With work on {T186728} nearing completion, we should start considering what data from the resulting internal table `wmf.virtualpageview_hourly` can be made public, and in what form. This should enable e.g. our editing community and academic researchers to investigate questions such as:
- How often has a given Wikipedia article been previewed on a given day?
- What are the most previewed links in a given Wikipedia article?
- On which Wikipedia articles in a given set is the preview feature used most often, on average?
For privacy reasons, we won't be able to make all of the data from `wmf.virtualpageview_hourly` public. This is similar to the situation for our existing data about normal pageviews, where the public datasets (e.g. [[https://wikitech.wikimedia.org/wiki/Analytics/Data_Lake/Traffic/Pageviews|pageviews]], [[https://meta.wikimedia.org/wiki/Research:Wikipedia_clickstream|clickstream]]) contain less information than e.g. the private [[https://wikitech.wikimedia.org/wiki/Analytics/Data_Lake/Traffic/Pageview_hourly|pageview_hourly]] and webrequest tables. In particular, we will probably want to remove to all or most of the data derived from IP and user agent such as geolocation or browser type.

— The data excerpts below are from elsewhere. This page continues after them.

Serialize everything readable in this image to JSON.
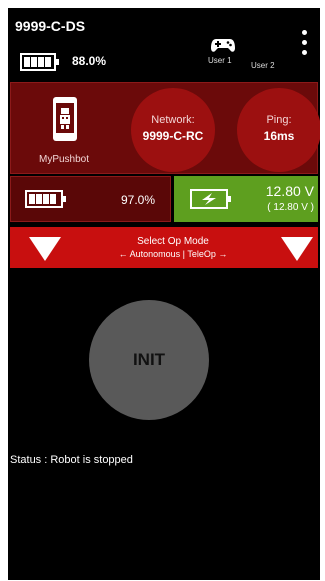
{
  "app": {
    "title": "9999-C-DS"
  },
  "header": {
    "ds_battery": "88.0%",
    "user1_label": "User 1",
    "user2_label": "User 2",
    "gamepad_icon": "gamepad-icon",
    "menu_icon": "overflow-menu-icon"
  },
  "robot_panel": {
    "robot_name": "MyPushbot",
    "network_label": "Network:",
    "network_value": "9999-C-RC",
    "ping_label": "Ping:",
    "ping_value": "16ms"
  },
  "battery_row": {
    "rc_battery": "97.0%",
    "robot_voltage": "12.80 V",
    "robot_voltage_sub": "( 12.80 V )"
  },
  "opmode": {
    "title": "Select Op Mode",
    "subtitle": "← Autonomous | TeleOp →"
  },
  "init_button": {
    "label": "INIT"
  },
  "status": {
    "text": "Status : Robot is stopped"
  },
  "colors": {
    "panel_dark_red": "#6b0a0a",
    "circle_red": "#9c1010",
    "opmode_red": "#c80f0f",
    "voltage_green": "#5e9f1f",
    "init_gray": "#595959"
  }
}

[ ] Decide about the content of the public dataset(s)
[ ] Decide about format and location (e.g. an API [[https://wikitech.wikimedia.org/wiki/Analytics/AQS/Pageviews|like for pageviews]], and/or a dataset published on dumps.wikimedia.org [[https://wikitech.wikimedia.org/wiki/Analytics/Data_Lake/Traffic/Pageviews|like for pageviews]] )
[ ] Productionize
CCing @tomayac and @fhoffa who recently [[https://twitter.com/WikiResearch/status/986558448429969408 |asked about this on Twitter]] (alongside another researcher, Dimitar Dimitrov).